Valerie nahm sich Hannah zum Vorbild und besann sich auf die Aufgabe, die für sie bestimmt war.

4. KAPITEL

„Und, zufrieden?“ Joseph wartete auf eine Antwort.

Valerie sah von der Terrasse aus in den Garten. „Sehr zufrieden. Du hast großartige Arbeit in den neun Tagen geleistet. Bist du denn zufrieden?“

„Jepp.“

„Und du gibst zu, dass ich recht hatte?“

„So weit würde ich nicht gehen.“ Er grinste. „Na gut, du hattest recht. Das soll aber nicht heißen, dass David einen Unterschied feststellen wird, wenn er wieder da ist. Wann kommt er zurück?“

„Morgen. Wie läuft’s mit Dixie? Ist sie zu dir zurückgekehrt?“

„Sie spielt die Unnahbare. Aber heute ist Samstag, und ich weiß, wo sie heute Abend hingeht.“

„Wohin denn?“

„Ins Stompin’ Grounds. Bis auf letzte Woche sind wir da jeden Samstag zum Tanzen hingegangen. Das wird sie sich kein zweites Mal in Folge entgehen lassen.“

Valerie hatte Joseph während der Neugestaltung des Gartens lieb gewonnen. Er arbeitete fleißig und war kreativer, als sie ihm zugetraut hatte. Er hatte es zuerst ruhiger angehen lassen und nur das Nötigste im Garten erledigt, aber jetzt arbeitete er mit Feuereifer an dem Projekt.

Was würde er wohl zu dem Purpursalbei sagen, den sie einpflanzen wollte, sobald er weggefahren war?

Valerie würde nicht viel am Garten verändern, nur hier und da ein paar Farbtupfer hinzufügen, den Kräutergarten von der Terrasse in den Garten umpflanzen und das Aussehen an die Jahreszeiten anpassen.

„Hey, komm doch heute auch dorthin“, schlug Joseph vor.

„Ins Stompin’ Grounds?
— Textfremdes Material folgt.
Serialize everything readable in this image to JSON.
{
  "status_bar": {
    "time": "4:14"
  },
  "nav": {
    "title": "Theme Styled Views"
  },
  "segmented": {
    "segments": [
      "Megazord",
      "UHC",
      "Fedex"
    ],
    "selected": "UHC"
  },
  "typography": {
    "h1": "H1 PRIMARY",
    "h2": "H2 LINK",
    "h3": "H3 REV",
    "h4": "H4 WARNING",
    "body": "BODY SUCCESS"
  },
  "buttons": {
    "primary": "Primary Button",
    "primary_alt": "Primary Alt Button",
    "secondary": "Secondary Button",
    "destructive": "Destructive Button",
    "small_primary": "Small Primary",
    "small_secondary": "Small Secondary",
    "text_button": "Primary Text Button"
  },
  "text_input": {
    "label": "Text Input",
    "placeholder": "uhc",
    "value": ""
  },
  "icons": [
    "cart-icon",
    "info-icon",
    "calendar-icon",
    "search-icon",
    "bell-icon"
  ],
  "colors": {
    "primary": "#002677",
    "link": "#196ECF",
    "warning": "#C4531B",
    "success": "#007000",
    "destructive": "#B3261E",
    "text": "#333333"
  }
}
Ist das eine Bar?“

„Mehr als das, denn dort geht richtig die Post ab. Du wirst es mögen. Und du brauchst so etwas.“

Damit will er wohl andeuten, dass ich langweilig bin, vermutete sie. Oft wurde Valeries ruhige Art fälschlicherweise mit einem Mangel an Unternehmungslust gleichgesetzt. Das traf nur zu, weil sie eine Tochter zu versorgen hatte – jedenfalls dachte sie das. „Ich habe keinen Babysitter, aber danke.“

Er holte sein Handy hervor und wählte. „Ma? Hast du heute schon etwas vor? Kennst du noch Valerie und ihre Tochter? Willst du auf die Kleine aufpassen?“

Da eine Verabredung mit Joseph nun immer wahrscheinlicher wurde, schüttelte sie den Kopf.

„Ich hole dich um acht ab. Danke.“ Er legte auf.

„Joseph, ich kann mit dir nicht ausgehen.“

„Kannst du oder willst du nicht?“

„Beides.“ Entsprach ihre Antwort der Wahrheit? Sie wollte etwas unternehmen und ausgehen – aber in eine Bar? Valerie war sich nicht sicher …

Plötzlich wurde ihr etwas klar. „Du willst Dixie eifersüchtig machen.“

„Vielleicht.“

„Aha. Ich bin aber nicht auf Krawall gebürstet.“

Joseph lachte. „Ich verspreche dir, dass es keine Streitereien geben wird.“

„Das kannst du nicht versprechen. Deine Dixie erscheint mir viel zu unberechenbar. Ich dagegen bin ein friedliebender Mensch.“

Er stieß sie an der Schulter an. „Du weißt doch, was du willst. In dir gibt es eine wilde Valerie, die darauf brennt, rausgelassen zu werden.“

Vielleicht keine wilde, aber eine neugierige Valerie, die wusste, dass sie nicht an David denken durfte. Sollte sie die Gelegenheit nutzen, die sich ihr aufgrund der Abwesenheit von David bot?

„Na gut. Aber du darfst mich nicht anfassen, um Dixie auf uns aufmerksam zu machen. So etwas mache ich nicht mit.“

„Alles klar.“

Hannah kam mit Belle aus dem Cottage. Sie trug ihren Badeanzug. „Ich bin fertig!“

„Ich muss runter zum Pool.“ Joseph folgte Valerie bis zu der Stelle, wo der Weg in verschiedene Richtungen abzweigte. „Bis um viertel nach acht. Tschüss, Hannah!“, rief er und winkte.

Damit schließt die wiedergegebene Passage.